Crossing Over – the Movie

This is a 2009 movie starring Harrison Ford as a law enforcement officer dealing with immigration enforcement. This movie works because Harrison Ford is a strong actor and he can pull it off, bring it all together and keep us engaged.

The story is about a number of immigrants, legal and illegal, that are struggling with their lives in the United States. There is a Chinese boy drawn into a gang, a Muslim girl intrigued by suicide bombers and couragous, or foolish, enough to voice her opinion in public through a class paper. In the process she is unwittingly tearing apart her family. There are the innocent children caught in the web of meandering and conflicting rules. Tragedy permeates their lives, while all they want is to better their lot, one life, one story at a time.
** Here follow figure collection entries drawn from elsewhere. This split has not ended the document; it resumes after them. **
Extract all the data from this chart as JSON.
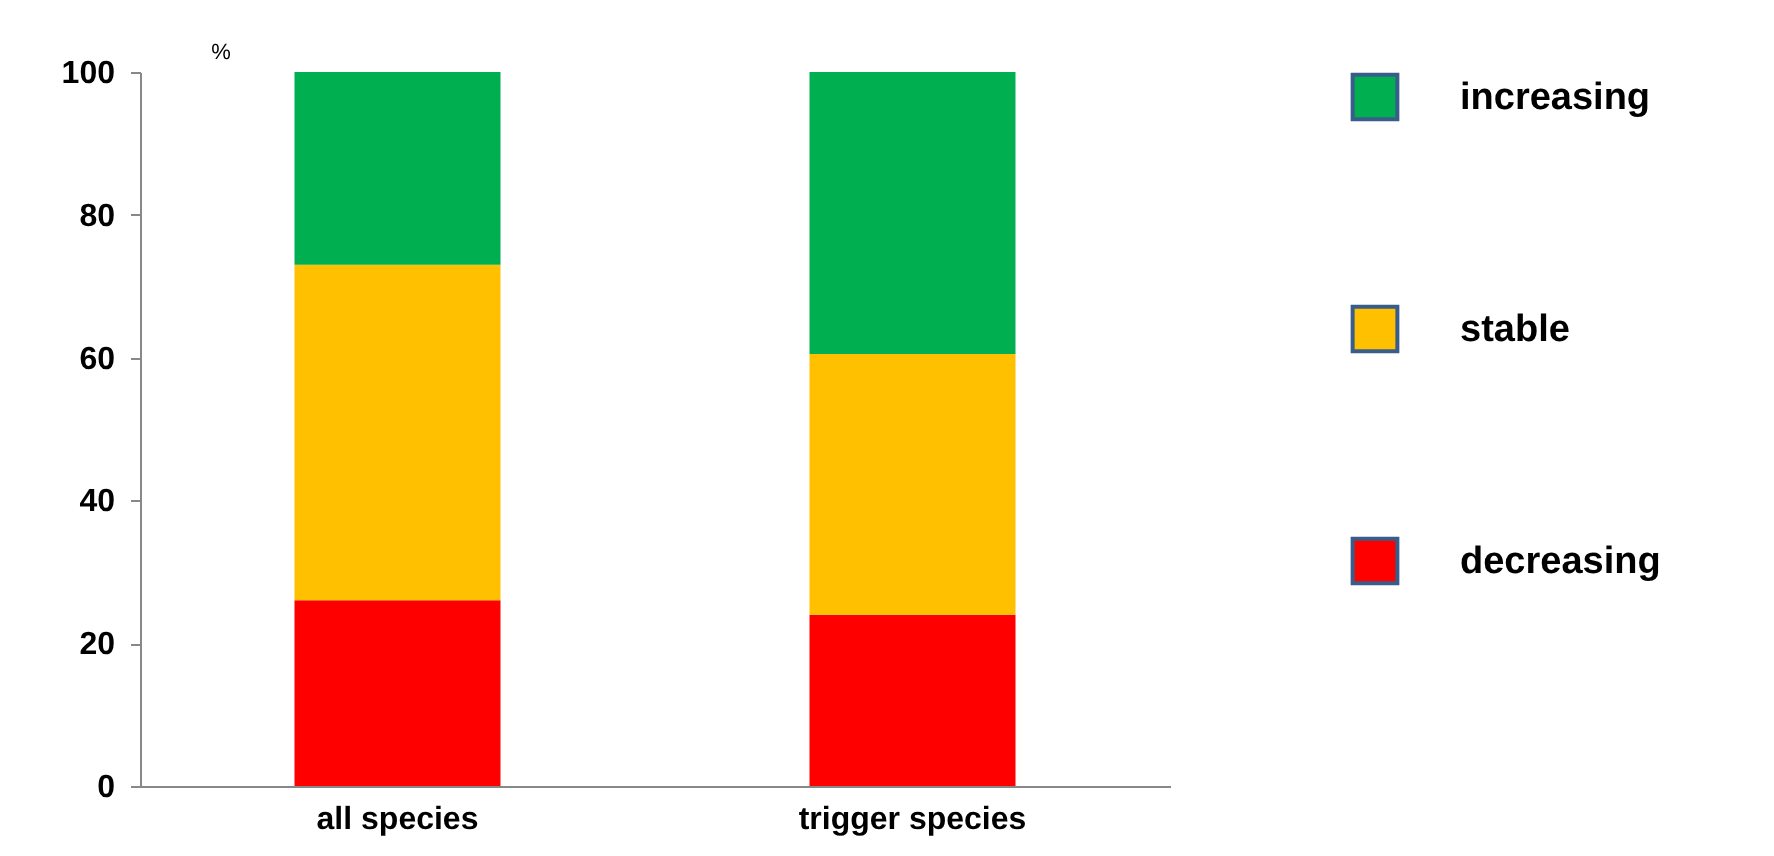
{
  "chart_data": {
    "type": "bar",
    "stacked": true,
    "ylabel": "%",
    "categories": [
      "all species",
      "trigger species"
    ],
    "series": [
      {
        "name": "decreasing",
        "color": "#ff0000",
        "values": [
          26,
          24
        ]
      },
      {
        "name": "stable",
        "color": "#ffc000",
        "values": [
          47,
          36.5
        ]
      },
      {
        "name": "increasing",
        "color": "#00b050",
        "values": [
          27,
          39.5
        ]
      }
    ],
    "ylim": [
      0,
      100
    ],
    "yticks": [
      0,
      20,
      40,
      60,
      80,
      100
    ],
    "grid": false,
    "legend": "right"
  }
}
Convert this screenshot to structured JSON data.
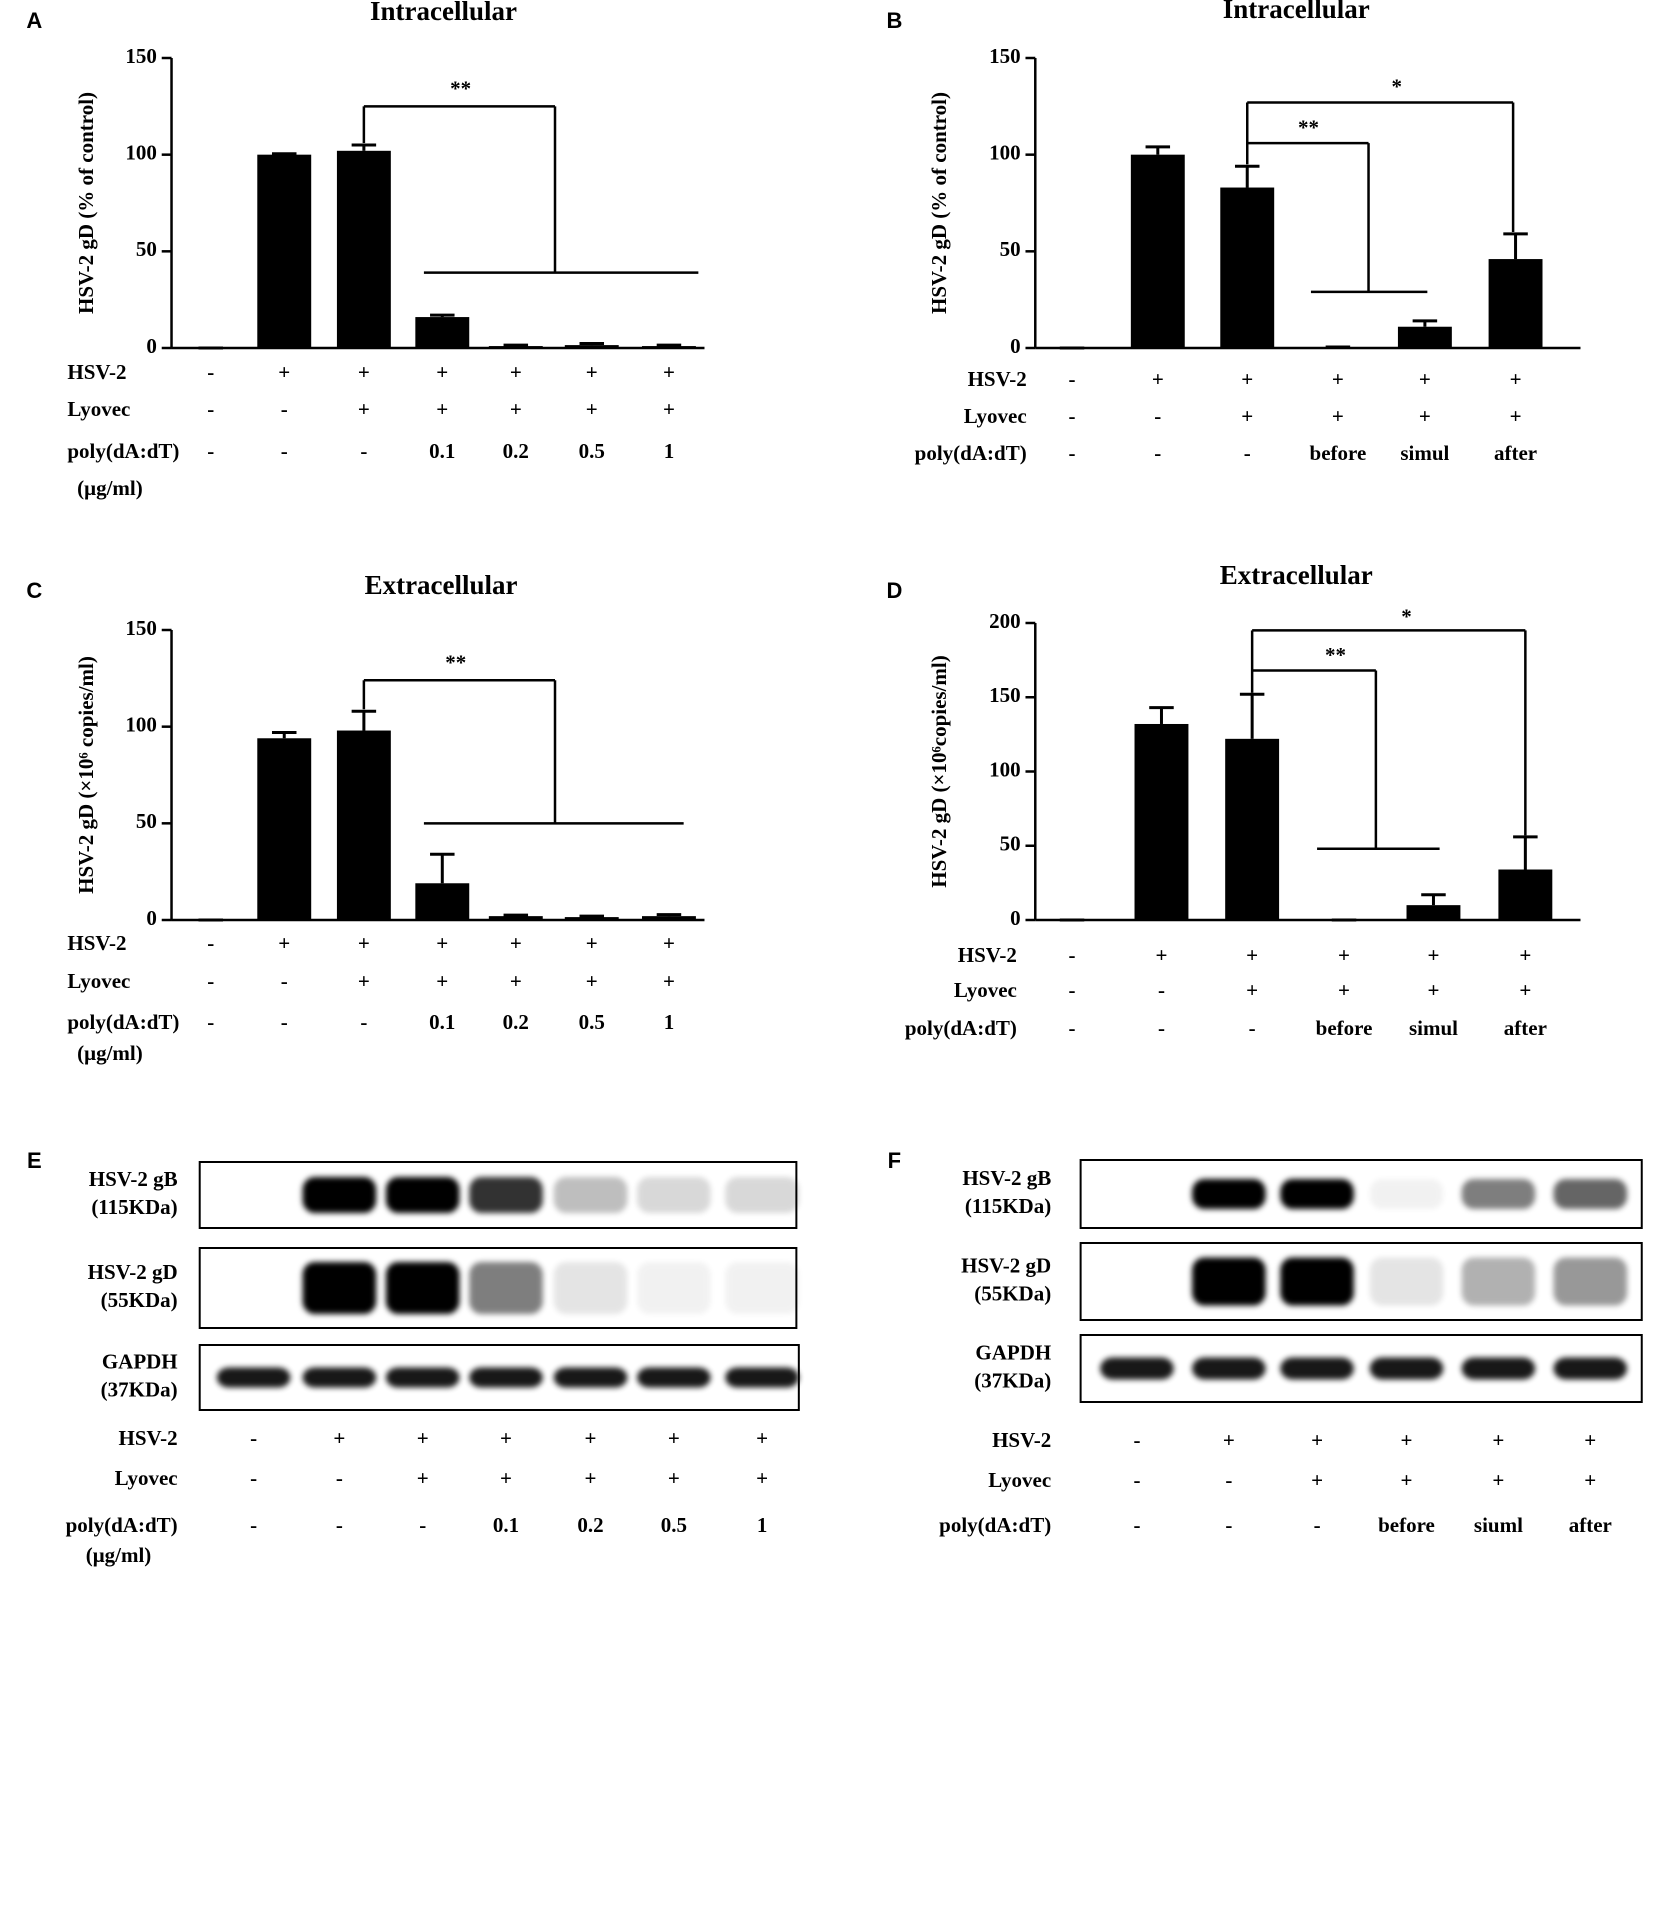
{
  "chart_data": [
    {
      "type": "bar",
      "panel": "A",
      "title": "Intracellular",
      "y_label": "HSV-2 gD (% of control)",
      "color": "#000000",
      "values": [
        0,
        100,
        102,
        16,
        1,
        1.5,
        1
      ],
      "errors": [
        0,
        0.5,
        3,
        1,
        0.5,
        0.8,
        0.5
      ],
      "ylim": [
        0,
        150
      ],
      "yticks": [
        0,
        50,
        100,
        150
      ],
      "annotations": [
        {
          "text": "**"
        }
      ],
      "conditions": [
        {
          "label": "HSV-2",
          "values": [
            "-",
            "+",
            "+",
            "+",
            "+",
            "+",
            "+"
          ]
        },
        {
          "label": "Lyovec",
          "values": [
            "-",
            "-",
            "+",
            "+",
            "+",
            "+",
            "+"
          ]
        },
        {
          "label": "poly(dA:dT)",
          "unit": "(μg/ml)",
          "values": [
            "-",
            "-",
            "-",
            "0.1",
            "0.2",
            "0.5",
            "1"
          ]
        }
      ]
    },
    {
      "type": "bar",
      "panel": "B",
      "title": "Intracellular",
      "y_label": "HSV-2 gD (% of control)",
      "color": "#000000",
      "values": [
        0,
        100,
        83,
        0.5,
        11,
        46
      ],
      "errors": [
        0,
        4,
        11,
        0,
        3,
        13
      ],
      "ylim": [
        0,
        150
      ],
      "yticks": [
        0,
        50,
        100,
        150
      ],
      "annotations": [
        {
          "text": "**"
        },
        {
          "text": "*"
        }
      ],
      "conditions": [
        {
          "label": "HSV-2",
          "values": [
            "-",
            "+",
            "+",
            "+",
            "+",
            "+"
          ]
        },
        {
          "label": "Lyovec",
          "values": [
            "-",
            "-",
            "+",
            "+",
            "+",
            "+"
          ]
        },
        {
          "label": "poly(dA:dT)",
          "values": [
            "-",
            "-",
            "-",
            "before",
            "simul",
            "after"
          ]
        }
      ]
    },
    {
      "type": "bar",
      "panel": "C",
      "title": "Extracellular",
      "y_label": "HSV-2 gD (×10⁶ copies/ml)",
      "color": "#000000",
      "values": [
        0,
        94,
        98,
        19,
        2,
        1.5,
        2
      ],
      "errors": [
        0,
        3,
        10,
        15,
        0.5,
        0.5,
        0.8
      ],
      "ylim": [
        0,
        150
      ],
      "yticks": [
        0,
        50,
        100,
        150
      ],
      "annotations": [
        {
          "text": "**"
        }
      ],
      "conditions": [
        {
          "label": "HSV-2",
          "values": [
            "-",
            "+",
            "+",
            "+",
            "+",
            "+",
            "+"
          ]
        },
        {
          "label": "Lyovec",
          "values": [
            "-",
            "-",
            "+",
            "+",
            "+",
            "+",
            "+"
          ]
        },
        {
          "label": "poly(dA:dT)",
          "unit": "(μg/ml)",
          "values": [
            "-",
            "-",
            "-",
            "0.1",
            "0.2",
            "0.5",
            "1"
          ]
        }
      ]
    },
    {
      "type": "bar",
      "panel": "D",
      "title": "Extracellular",
      "y_label": "HSV-2 gD (×10⁶copies/ml)",
      "color": "#000000",
      "values": [
        0,
        132,
        122,
        0,
        10,
        34
      ],
      "errors": [
        0,
        11,
        30,
        0,
        7,
        22
      ],
      "ylim": [
        0,
        200
      ],
      "yticks": [
        0,
        50,
        100,
        150,
        200
      ],
      "annotations": [
        {
          "text": "**"
        },
        {
          "text": "*"
        }
      ],
      "conditions": [
        {
          "label": "HSV-2",
          "values": [
            "-",
            "+",
            "+",
            "+",
            "+",
            "+"
          ]
        },
        {
          "label": "Lyovec",
          "values": [
            "-",
            "-",
            "+",
            "+",
            "+",
            "+"
          ]
        },
        {
          "label": "poly(dA:dT)",
          "values": [
            "-",
            "-",
            "-",
            "before",
            "simul",
            "after"
          ]
        }
      ]
    }
  ],
  "blots": [
    {
      "panel": "E",
      "rows": [
        {
          "name": "HSV-2 gB",
          "size": "(115KDa)"
        },
        {
          "name": "HSV-2 gD",
          "size": "(55KDa)"
        },
        {
          "name": "GAPDH",
          "size": "(37KDa)"
        }
      ],
      "conditions": [
        {
          "label": "HSV-2",
          "values": [
            "-",
            "+",
            "+",
            "+",
            "+",
            "+",
            "+"
          ]
        },
        {
          "label": "Lyovec",
          "values": [
            "-",
            "-",
            "+",
            "+",
            "+",
            "+",
            "+"
          ]
        },
        {
          "label": "poly(dA:dT)",
          "unit": "(μg/ml)",
          "values": [
            "-",
            "-",
            "-",
            "0.1",
            "0.2",
            "0.5",
            "1"
          ]
        }
      ]
    },
    {
      "panel": "F",
      "rows": [
        {
          "name": "HSV-2 gB",
          "size": "(115KDa)"
        },
        {
          "name": "HSV-2 gD",
          "size": "(55KDa)"
        },
        {
          "name": "GAPDH",
          "size": "(37KDa)"
        }
      ],
      "conditions": [
        {
          "label": "HSV-2",
          "values": [
            "-",
            "+",
            "+",
            "+",
            "+",
            "+"
          ]
        },
        {
          "label": "Lyovec",
          "values": [
            "-",
            "-",
            "+",
            "+",
            "+",
            "+"
          ]
        },
        {
          "label": "poly(dA:dT)",
          "values": [
            "-",
            "-",
            "-",
            "before",
            "siuml",
            "after"
          ]
        }
      ]
    }
  ]
}
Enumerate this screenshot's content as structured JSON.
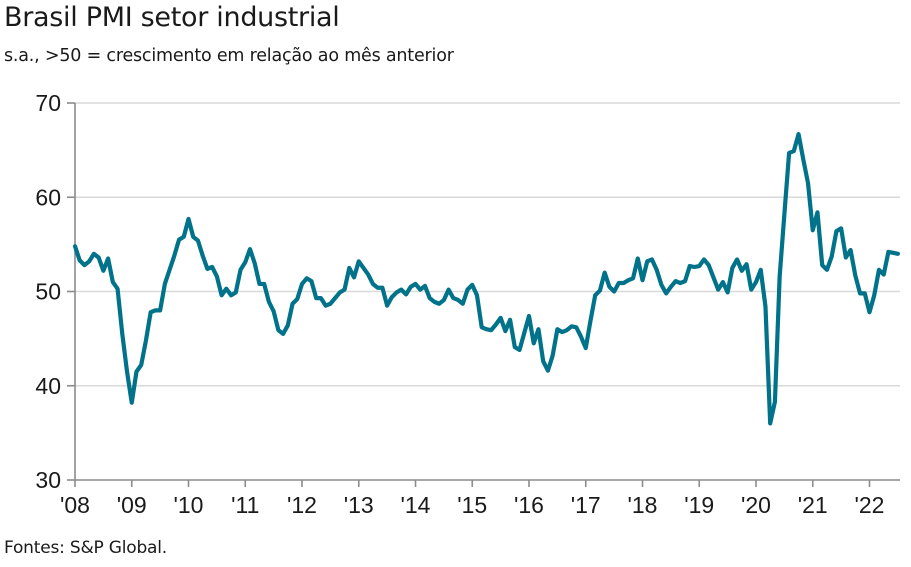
{
  "chart_data": {
    "type": "line",
    "title": "Brasil PMI setor industrial",
    "subtitle": "s.a., >50 = crescimento em relação ao mês anterior",
    "source": "Fontes: S&P Global.",
    "xlabel": "",
    "ylabel": "",
    "ylim": [
      30,
      70
    ],
    "yticks": [
      30,
      40,
      50,
      60,
      70
    ],
    "ytick_labels": [
      "30",
      "40",
      "50",
      "60",
      "70"
    ],
    "xticks": [
      2008,
      2009,
      2010,
      2011,
      2012,
      2013,
      2014,
      2015,
      2016,
      2017,
      2018,
      2019,
      2020,
      2021,
      2022
    ],
    "xtick_labels": [
      "'08",
      "'09",
      "'10",
      "'11",
      "'12",
      "'13",
      "'14",
      "'15",
      "'16",
      "'17",
      "'18",
      "'19",
      "'20",
      "'21",
      "'22"
    ],
    "grid": "horizontal",
    "legend": "none",
    "line_color": "#00728a",
    "series": [
      {
        "name": "Brasil PMI setor industrial",
        "start": "2008-01",
        "frequency": "monthly",
        "values": [
          54.8,
          53.3,
          52.8,
          53.2,
          54.0,
          53.6,
          52.2,
          53.5,
          51.0,
          50.3,
          45.5,
          41.5,
          38.2,
          41.5,
          42.2,
          44.8,
          47.8,
          48.0,
          48.0,
          50.8,
          52.3,
          53.8,
          55.5,
          55.8,
          57.7,
          55.8,
          55.4,
          53.8,
          52.4,
          52.6,
          51.6,
          49.6,
          50.3,
          49.6,
          49.9,
          52.3,
          53.1,
          54.5,
          53.0,
          50.8,
          50.8,
          48.9,
          47.9,
          45.9,
          45.5,
          46.4,
          48.7,
          49.2,
          50.8,
          51.4,
          51.1,
          49.3,
          49.3,
          48.5,
          48.7,
          49.3,
          49.9,
          50.2,
          52.5,
          51.5,
          53.2,
          52.5,
          51.8,
          50.8,
          50.4,
          50.4,
          48.5,
          49.4,
          49.9,
          50.2,
          49.7,
          50.5,
          50.8,
          50.2,
          50.6,
          49.3,
          48.9,
          48.7,
          49.1,
          50.2,
          49.3,
          49.1,
          48.7,
          50.2,
          50.7,
          49.6,
          46.2,
          46.0,
          45.9,
          46.5,
          47.2,
          45.8,
          47.0,
          44.1,
          43.8,
          45.6,
          47.4,
          44.5,
          46.0,
          42.6,
          41.6,
          43.2,
          46.0,
          45.7,
          45.9,
          46.3,
          46.2,
          45.2,
          44.0,
          46.9,
          49.6,
          50.1,
          52.0,
          50.5,
          50.0,
          50.9,
          50.9,
          51.2,
          51.4,
          53.5,
          51.2,
          53.2,
          53.4,
          52.3,
          50.7,
          49.8,
          50.5,
          51.1,
          50.9,
          51.1,
          52.7,
          52.6,
          52.7,
          53.4,
          52.8,
          51.5,
          50.2,
          51.0,
          49.9,
          52.5,
          53.4,
          52.2,
          52.9,
          50.2,
          51.0,
          52.3,
          48.4,
          36.0,
          38.3,
          51.6,
          58.2,
          64.7,
          64.9,
          66.7,
          64.0,
          61.5,
          56.5,
          58.4,
          52.8,
          52.3,
          53.7,
          56.4,
          56.7,
          53.6,
          54.4,
          51.7,
          49.8,
          49.8,
          47.8,
          49.6,
          52.3,
          51.8,
          54.2,
          54.1,
          54.0
        ]
      }
    ]
  }
}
I am an immigrant. I chose to live in this country. I was not born here. So I know what it feels like to be coming from another country, even though the one I came from was not as underprivileged as others. Our nation is built of immigrants. In all the years of taking cabs, I can probably count on one hand the number of times the cab driver was American born. Go to any market in the inner city and check out the grocer behind the counter. Immigrants all.

This movie is about justice and injustice, and about a lot of bigotry. Some of the stories are devastating and frightening.

As a movie, Crossing Over does not work very well. The stories are thought provoking, but there are too many of them, and for the first half of the movie I was trying to figure out what was going on, and in the second half I had given up. The subplots are too numerous and it’s impossible to keep them straight. Then, later, as the lines get somewhat untangled, I didn’t really care anymore.

When the credits rolled I thought I was glad that I had watched, but I knew I would not remember much about this one.

I did question our immigration laws and their enforcement.